Jadi untuk bisnis yang "umur"-nya singkat, alias hanya tren sesaat, boleh jadi bukannya tidak menguntungkan, tapi kita lihat dulu apakah kita bisa banting setir di saat yang tepat. Bisnis dengan sustainability yang lama memang lebih baik, tapi kalau Anda tipikal kutu loncat yang lebih senang berpindah-pindah lapak dan berjuang mencari tipikal usaha yang cocok saya rasa tidak masalah, asalkan kapan tahu waktu yang tepat untuk masuk dan keluar. Jangan takut dan percayalah pada intuisi Anda.

Terus kalau gagal bagaimana? Ya coba terus sampai berhasil!

Apa Itu Opportunity Cost?

Secara sederhana, opportunity cost atau biaya peluang adalah biaya yang timbul karena memilih sebuah kegiatan bisnis tertentu dibanding kegiatan bisnis yang lain. Katakanlah Anda memiliki modal bisnis tambahan sebesar Rp 100juta. Dengan uang Rp 100juta tersebut, Anda memilih untuk menambah jumlah mesin, daripada menyewa ruko baru untuk ekspansi regional.

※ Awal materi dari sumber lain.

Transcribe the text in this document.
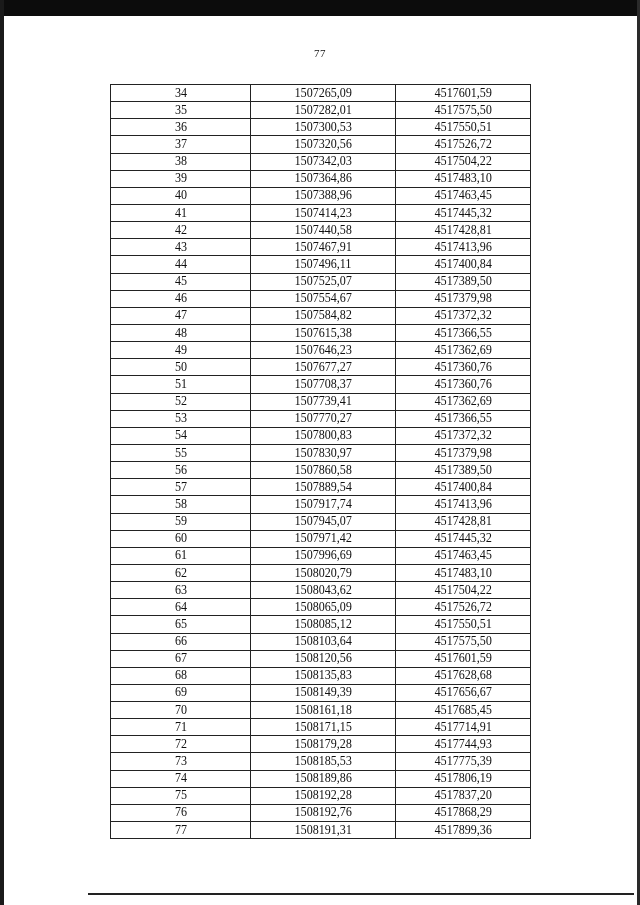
77
34	1507265,09	4517601,59
35	1507282,01	4517575,50
36	1507300,53	4517550,51
37	1507320,56	4517526,72
38	1507342,03	4517504,22
39	1507364,86	4517483,10
40	1507388,96	4517463,45
41	1507414,23	4517445,32
42	1507440,58	4517428,81
43	1507467,91	4517413,96
44	1507496,11	4517400,84
45	1507525,07	4517389,50
46	1507554,67	4517379,98
47	1507584,82	4517372,32
48	1507615,38	4517366,55
49	1507646,23	4517362,69
50	1507677,27	4517360,76
51	1507708,37	4517360,76
52	1507739,41	4517362,69
53	1507770,27	4517366,55
54	1507800,83	4517372,32
55	1507830,97	4517379,98
56	1507860,58	4517389,50
57	1507889,54	4517400,84
58	1507917,74	4517413,96
59	1507945,07	4517428,81
60	1507971,42	4517445,32
61	1507996,69	4517463,45
62	1508020,79	4517483,10
63	1508043,62	4517504,22
64	1508065,09	4517526,72
65	1508085,12	4517550,51
66	1508103,64	4517575,50
67	1508120,56	4517601,59
68	1508135,83	4517628,68
69	1508149,39	4517656,67
70	1508161,18	4517685,45
71	1508171,15	4517714,91
72	1508179,28	4517744,93
73	1508185,53	4517775,39
74	1508189,86	4517806,19
75	1508192,28	4517837,20
76	1508192,76	4517868,29
77	1508191,31	4517899,36
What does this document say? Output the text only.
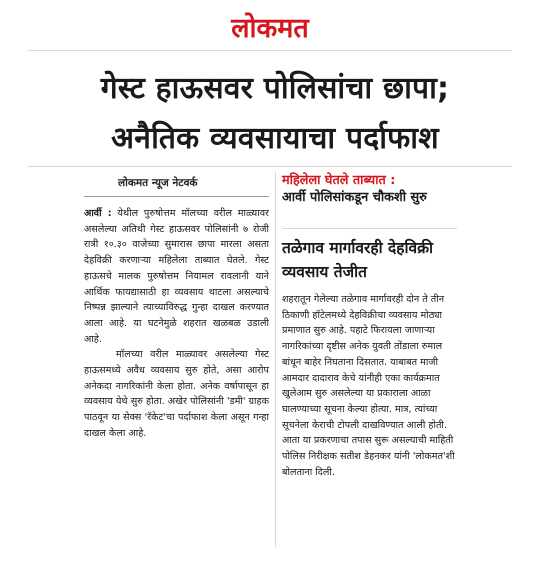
लोकमत
गेस्ट हाऊसवर पोलिसांचा छापा;
अनैतिक व्यवसायाचा पर्दाफाश
लोकमत न्यूज नेटवर्क

आर्वी : येथील पुरुषोत्तम मॉलच्या वरील माळ्यावर असलेल्या अतिथी गेस्ट हाऊसवर पोलिसांनी ७ रोजी रात्री १०.३० वाजेच्या सुमारास छापा मारला असता देहविक्री करणाऱ्या महिलेला ताब्यात घेतले. गेस्ट हाऊसचे मालक पुरुषोत्तम नियामल रावलानी याने आर्थिक फायद्यासाठी हा व्यवसाय थाटला असल्याचे निष्पन्न झाल्याने त्याच्याविरुद्ध गुन्हा दाखल करण्यात आला आहे. या घटनेमुळे शहरात खळबळ उडाली आहे.

मॉलच्या वरील माळ्यावर असलेल्या गेस्ट हाऊसमध्ये अवैध व्यवसाय सुरु होते, असा आरोप अनेकदा नागरिकांनी केला होता. अनेक वर्षापासून हा व्यवसाय येथे सुरु होता. अखेर पोलिसांनी 'डमी' ग्राहक पाठवून या सेक्स 'रॅकेट'चा पर्दाफाश केला असून गन्हा दाखल केला आहे.

महिलेला घेतले ताब्यात :
आर्वी पोलिसांकडून चौकशी सुरु
तळेगाव मार्गावरही देहविक्री व्यवसाय तेजीत

शहरातून गेलेल्या तळेगाव मार्गावरही दोन ते तीन ठिकाणी हॉटेलमध्ये देहविक्रीचा व्यवसाय मोठ्या प्रमाणात सुरु आहे. पहाटे फिरायला जाणाऱ्या नागरिकांच्या दृष्टीस अनेक युवती तोंडाला रुमाल बांधून बाहेर निघताना दिसतात. याबाबत माजी आमदार दादाराव केचे यांनीही एका कार्यक्रमात खुलेआम सुरु असलेल्या या प्रकाराला आळा घालण्याच्या सूचना केल्या होत्या. मात्र, त्यांच्या सूचनेला केराची टोपली दाखविण्यात आली होती. आता या प्रकरणाचा तपास सुरू असल्याची माहिती पोलिस निरीक्षक सतीश डेहनकर यांनी 'लोकमत'शी बोलताना दिली.
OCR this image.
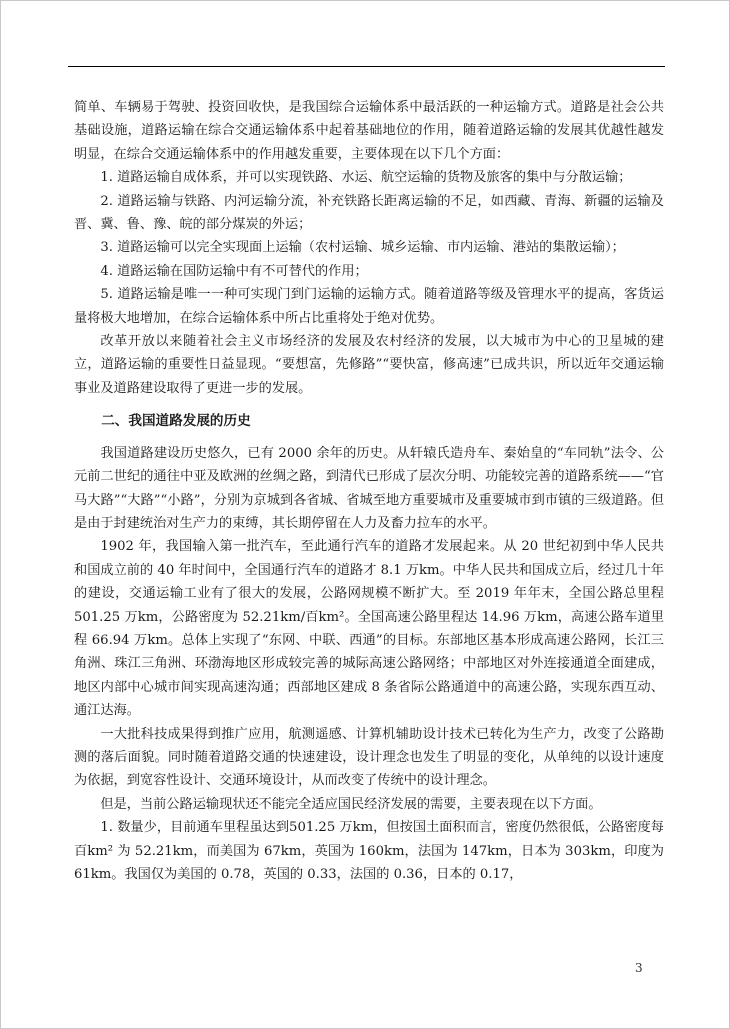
简单、车辆易于驾驶、投资回收快，是我国综合运输体系中最活跃的一种运输方式。道路是社会公共基础设施，道路运输在综合交通运输体系中起着基础地位的作用，随着道路运输的发展其优越性越发明显，在综合交通运输体系中的作用越发重要，主要体现在以下几个方面：

1. 道路运输自成体系，并可以实现铁路、水运、航空运输的货物及旅客的集中与分散运输；

2. 道路运输与铁路、内河运输分流，补充铁路长距离运输的不足，如西藏、青海、新疆的运输及晋、冀、鲁、豫、皖的部分煤炭的外运；

3. 道路运输可以完全实现面上运输（农村运输、城乡运输、市内运输、港站的集散运输）；

4. 道路运输在国防运输中有不可替代的作用；

5. 道路运输是唯一一种可实现门到门运输的运输方式。随着道路等级及管理水平的提高，客货运量将极大地增加，在综合运输体系中所占比重将处于绝对优势。

改革开放以来随着社会主义市场经济的发展及农村经济的发展，以大城市为中心的卫星城的建立，道路运输的重要性日益显现。“要想富，先修路”“要快富，修高速”已成共识，所以近年交通运输事业及道路建设取得了更进一步的发展。

二、我国道路发展的历史

我国道路建设历史悠久，已有 2000 余年的历史。从轩辕氏造舟车、秦始皇的“车同轨”法令、公元前二世纪的通往中亚及欧洲的丝绸之路，到清代已形成了层次分明、功能较完善的道路系统——“官马大路”“大路”“小路”，分别为京城到各省城、省城至地方重要城市及重要城市到市镇的三级道路。但是由于封建统治对生产力的束缚，其长期停留在人力及畜力拉车的水平。

1902 年，我国输入第一批汽车，至此通行汽车的道路才发展起来。从 20 世纪初到中华人民共和国成立前的 40 年时间中，全国通行汽车的道路才 8.1 万km。中华人民共和国成立后，经过几十年的建设，交通运输工业有了很大的发展，公路网规模不断扩大。至 2019 年年末，全国公路总里程 501.25 万km，公路密度为 52.21km/百km²。全国高速公路里程达 14.96 万km，高速公路车道里程 66.94 万km。总体上实现了“东网、中联、西通”的目标。东部地区基本形成高速公路网，长江三角洲、珠江三角洲、环渤海地区形成较完善的城际高速公路网络；中部地区对外连接通道全面建成，地区内部中心城市间实现高速沟通；西部地区建成 8 条省际公路通道中的高速公路，实现东西互动、通江达海。

一大批科技成果得到推广应用，航测遥感、计算机辅助设计技术已转化为生产力，改变了公路勘测的落后面貌。同时随着道路交通的快速建设，设计理念也发生了明显的变化，从单纯的以设计速度为依据，到宽容性设计、交通环境设计，从而改变了传统中的设计理念。

但是，当前公路运输现状还不能完全适应国民经济发展的需要，主要表现在以下方面。

1. 数量少，目前通车里程虽达到501.25 万km，但按国土面积而言，密度仍然很低，公路密度每百km² 为 52.21km，而美国为 67km，英国为 160km，法国为 147km，日本为 303km，印度为 61km。我国仅为美国的 0.78，英国的 0.33，法国的 0.36，日本的 0.17，

3
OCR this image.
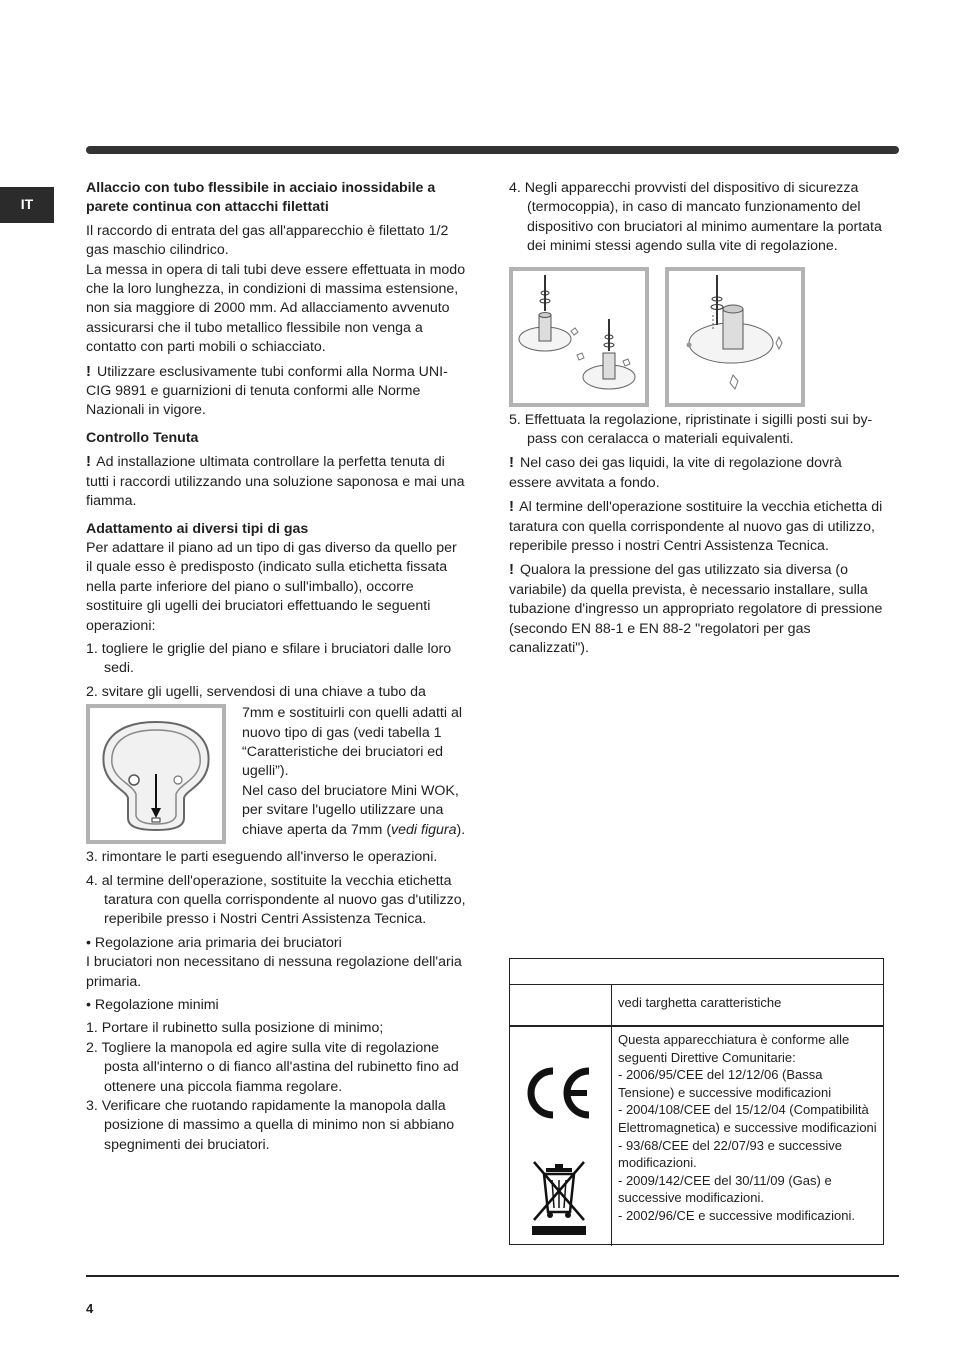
IT

Allaccio con tubo flessibile in acciaio inossidabile a parete continua con attacchi filettati

Il raccordo di entrata del gas all'apparecchio è filettato 1/2 gas maschio cilindrico.

La messa in opera di tali tubi deve essere effettuata in modo che la loro lunghezza, in condizioni di massima estensione, non sia maggiore di 2000 mm. Ad allacciamento avvenuto assicurarsi che il tubo metallico flessibile non venga a contatto con parti mobili o schiacciato.

! Utilizzare esclusivamente tubi conformi alla Norma UNI-CIG 9891 e guarnizioni di tenuta conformi alle Norme Nazionali in vigore.

Controllo Tenuta

! Ad installazione ultimata controllare la perfetta tenuta di tutti i raccordi utilizzando una soluzione saponosa e mai una fiamma.

Adattamento ai diversi tipi di gas

Per adattare il piano ad un tipo di gas diverso da quello per il quale esso è predisposto (indicato sulla etichetta fissata nella parte inferiore del piano o sull'imballo), occorre sostituire gli ugelli dei bruciatori effettuando le seguenti operazioni:

1. togliere le griglie del piano e sfilare i bruciatori dalle loro sedi.

2. svitare gli ugelli, servendosi di una chiave a tubo da

7mm e sostituirli con quelli adatti al nuovo tipo di gas (vedi tabella 1 “Caratteristiche dei bruciatori ed ugelli”).

Nel caso del bruciatore Mini WOK, per svitare l'ugello utilizzare una chiave aperta da 7mm (vedi figura).

3. rimontare le parti eseguendo all'inverso le operazioni.

4. al termine dell'operazione, sostituite la vecchia etichetta taratura con quella corrispondente al nuovo gas d'utilizzo, reperibile presso i Nostri Centri Assistenza Tecnica.

• Regolazione aria primaria dei bruciatori

I bruciatori non necessitano di nessuna regolazione dell'aria primaria.

• Regolazione minimi

1. Portare il rubinetto sulla posizione di minimo;

2. Togliere la manopola ed agire sulla vite di regolazione posta all'interno o di fianco all'astina del rubinetto fino ad ottenere una piccola fiamma regolare.

3. Verificare che ruotando rapidamente la manopola dalla posizione di massimo a quella di minimo non si abbiano spegnimenti dei bruciatori.

4. Negli apparecchi provvisti del dispositivo di sicurezza (termocoppia), in caso di mancato funzionamento del dispositivo con bruciatori al minimo aumentare la portata dei minimi stessi agendo sulla vite di regolazione.

5. Effettuata la regolazione, ripristinate i sigilli posti sui by-pass con ceralacca o materiali equivalenti.

! Nel caso dei gas liquidi, la vite di regolazione dovrà essere avvitata a fondo.

! Al termine dell'operazione sostituire la vecchia etichetta di taratura con quella corrispondente al nuovo gas di utilizzo, reperibile presso i nostri Centri Assistenza Tecnica.

! Qualora la pressione del gas utilizzato sia diversa (o variabile) da quella prevista, è necessario installare, sulla tubazione d'ingresso un appropriato regolatore di pressione (secondo EN 88-1 e EN 88-2 "regolatori per gas canalizzati").

vedi targhetta caratteristiche

Questa apparecchiatura è conforme alle seguenti Direttive Comunitarie:

- 2006/95/CEE del 12/12/06 (Bassa Tensione) e successive modificazioni

- 2004/108/CEE del 15/12/04 (Compatibilità Elettromagnetica) e successive modificazioni

- 93/68/CEE del 22/07/93 e successive modificazioni.

- 2009/142/CEE del 30/11/09 (Gas) e successive modificazioni.

- 2002/96/CE e successive modificazioni.

4
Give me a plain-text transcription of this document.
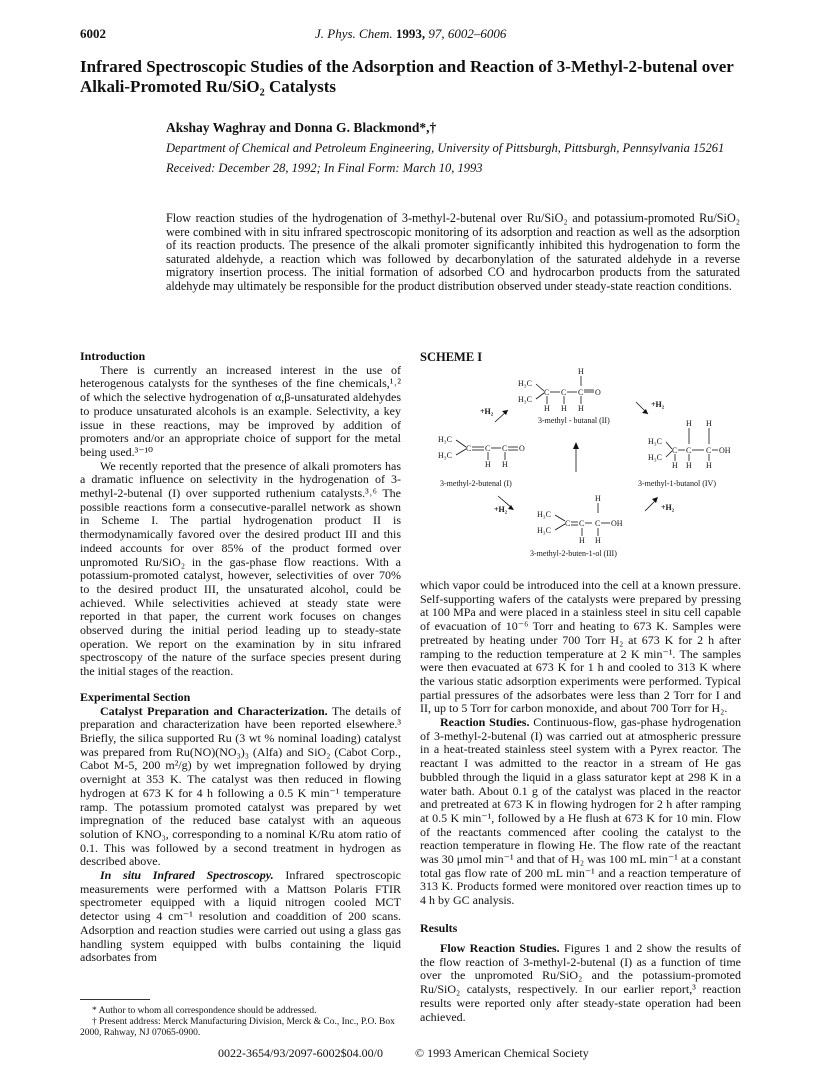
6002	J. Phys. Chem. 1993, 97, 6002–6006
Infrared Spectroscopic Studies of the Adsorption and Reaction of 3-Methyl-2-butenal over Alkali-Promoted Ru/SiO₂ Catalysts
Akshay Waghray and Donna G. Blackmond*,†
Department of Chemical and Petroleum Engineering, University of Pittsburgh, Pittsburgh, Pennsylvania 15261
Received: December 28, 1992; In Final Form: March 10, 1993
Flow reaction studies of the hydrogenation of 3-methyl-2-butenal over Ru/SiO₂ and potassium-promoted Ru/SiO₂ were combined with in situ infrared spectroscopic monitoring of its adsorption and reaction as well as the adsorption of its reaction products. The presence of the alkali promoter significantly inhibited this hydrogenation to form the saturated aldehyde, a reaction which was followed by decarbonylation of the saturated aldehyde in a reverse migratory insertion process. The initial formation of adsorbed CO and hydrocarbon products from the saturated aldehyde may ultimately be responsible for the product distribution observed under steady-state reaction conditions.

Introduction

There is currently an increased interest in the use of heterogenous catalysts for the syntheses of the fine chemicals,¹˒² of which the selective hydrogenation of α,β-unsaturated aldehydes to produce unsaturated alcohols is an example. Selectivity, a key issue in these reactions, may be improved by addition of promoters and/or an appropriate choice of support for the metal being used.³⁻¹⁰

We recently reported that the presence of alkali promoters has a dramatic influence on selectivity in the hydrogenation of 3-methyl-2-butenal (I) over supported ruthenium catalysts.³˒⁶ The possible reactions form a consecutive-parallel network as shown in Scheme I. The partial hydrogenation product II is thermodynamically favored over the desired product III and this indeed accounts for over 85% of the product formed over unpromoted Ru/SiO₂ in the gas-phase flow reactions. With a potassium-promoted catalyst, however, selectivities of over 70% to the desired product III, the unsaturated alcohol, could be achieved. While selectivities achieved at steady state were reported in that paper, the current work focuses on changes observed during the initial period leading up to steady-state operation. We report on the examination by in situ infrared spectroscopy of the nature of the surface species present during the initial stages of the reaction.

Experimental Section

Catalyst Preparation and Characterization. The details of preparation and characterization have been reported elsewhere.³ Briefly, the silica supported Ru (3 wt % nominal loading) catalyst was prepared from Ru(NO)(NO₃)₃ (Alfa) and SiO₂ (Cabot Corp., Cabot M-5, 200 m²/g) by wet impregnation followed by drying overnight at 353 K. The catalyst was then reduced in flowing hydrogen at 673 K for 4 h following a 0.5 K min⁻¹ temperature ramp. The potassium promoted catalyst was prepared by wet impregnation of the reduced base catalyst with an aqueous solution of KNO₃, corresponding to a nominal K/Ru atom ratio of 0.1. This was followed by a second treatment in hydrogen as described above.

In situ Infrared Spectroscopy. Infrared spectroscopic measurements were performed with a Mattson Polaris FTIR spectrometer equipped with a liquid nitrogen cooled MCT detector using 4 cm⁻¹ resolution and coaddition of 200 scans. Adsorption and reaction studies were carried out using a glass gas handling system equipped with bulbs containing the liquid adsorbates from

SCHEME I
H₃C
H₃C
C C C O
H
H H H
3-methyl - butanal (II)
+H₂
+H₂
H₃C
H₃C
C C C O
H H
3-methyl-2-butenal (I)
H H
H₃C
H₃C
C C C OH
H H H
3-methyl-1-butanol (IV)
+H₂	+H₂
H
H₃C
H₃C
C C C OH
H H
3-methyl-2-buten-1-ol (III)

which vapor could be introduced into the cell at a known pressure. Self-supporting wafers of the catalysts were prepared by pressing at 100 MPa and were placed in a stainless steel in situ cell capable of evacuation of 10⁻⁶ Torr and heating to 673 K. Samples were pretreated by heating under 700 Torr H₂ at 673 K for 2 h after ramping to the reduction temperature at 2 K min⁻¹. The samples were then evacuated at 673 K for 1 h and cooled to 313 K where the various static adsorption experiments were performed. Typical partial pressures of the adsorbates were less than 2 Torr for I and II, up to 5 Torr for carbon monoxide, and about 700 Torr for H₂.

Reaction Studies. Continuous-flow, gas-phase hydrogenation of 3-methyl-2-butenal (I) was carried out at atmospheric pressure in a heat-treated stainless steel system with a Pyrex reactor. The reactant I was admitted to the reactor in a stream of He gas bubbled through the liquid in a glass saturator kept at 298 K in a water bath. About 0.1 g of the catalyst was placed in the reactor and pretreated at 673 K in flowing hydrogen for 2 h after ramping at 0.5 K min⁻¹, followed by a He flush at 673 K for 10 min. Flow of the reactants commenced after cooling the catalyst to the reaction temperature in flowing He. The flow rate of the reactant was 30 μmol min⁻¹ and that of H₂ was 100 mL min⁻¹ at a constant total gas flow rate of 200 mL min⁻¹ and a reaction temperature of 313 K. Products formed were monitored over reaction times up to 4 h by GC analysis.

Results

Flow Reaction Studies. Figures 1 and 2 show the results of the flow reaction of 3-methyl-2-butenal (I) as a function of time over the unpromoted Ru/SiO₂ and the potassium-promoted Ru/SiO₂ catalysts, respectively. In our earlier report,³ reaction results were reported only after steady-state operation had been achieved.

* Author to whom all correspondence should be addressed.

† Present address: Merck Manufacturing Division, Merck & Co., Inc., P.O. Box 2000, Rahway, NJ 07065-0900.

0022-3654/93/2097-6002$04.00/0	© 1993 American Chemical Society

Kegiatan bisnis A : menambah jumlah mesin, menghabiskan dana yang sama dengan kegiatan bisnis B (menyewa ruko baru). Padahal, bila dihitung dan dilakukan riset sedikit, Anda bisa mengetahui bahwa menambah jumlah mesin baru tidak menghasilkan keuntungan yang sebanding bila Anda memilih untuk menyewa ruko baru untuk penetrasi pasar. Keputusan Anda untuk memilih kegiatan bisnis A, berakibat adanya opportunity cost (biaya peluang) Anda tidak bisa menghasilkan keuntungan sebesar ketika Anda memilih kegiatan bisnis B.

Opportunity cost bisa dijumpai dalam kehidupan sehari-hari. Misalnya saat Anda menunggu bis. Ada yang menghabiskan waktu dengan hanya sekadar melamun/termenung, atau tidur, atau membaca buku. Tentu, orang yang menghabiskan waktu dengan termenung, akan melahirkan opportunity cost bila dibandingkan orang yang menghabiskan waktu untuk membaca dan meningkatkan wawasan/pengetahuannya. Bila mau "diuangkan", bisa saja kita berandai-andai waktu yang digunakan orang untuk membaca ini disamakan dengan waktu untuk (katakan) bertransaksi bisnis.

Contoh lain yang lebih besar, yang dahulu pernah dekat dengan kita adalah saat harga BBM ingin dinaikkan guna mengurangi beban anggaran negara untuk subsidi. Uang yang dianggarkan sedemikian besar, yakni mencapai Rp 100 trilyun. Ini jumlah uang yang bukan main-main. Bila diibaratkan negara ini seperti sebuah perusahaan besar dengan aset gila-gilaan. Masalahnya, belum tentu semua orang melihatnya demikian. Orang (biasa) hanya menilai bahwa kenaikan harga BBM akan menimbulkan chaos yang lebih besar daripada ketika BBM tetap disubsidi. Padahal (menurut penulis), ada opportunity cost saat pemerintah lebih memilih untuk memanfaatkan anggara demi mempertahankan harga BBM.

Berapa besar uang yang dihasilkan oleh orang yang memilih untuk memanfaatkan waktu dengan baik? Berapa besar lost (kerugian) yang dialami orang yang salah memilih? Apakah benar, hanya pengalamanlah yang membuat orang akan cepat dan tepat mengambil keputusan? Anda yakin, saat Anda memilih untuk membaca tulisan ini hingga habis, tidak ada opportunity cost yang Anda terima?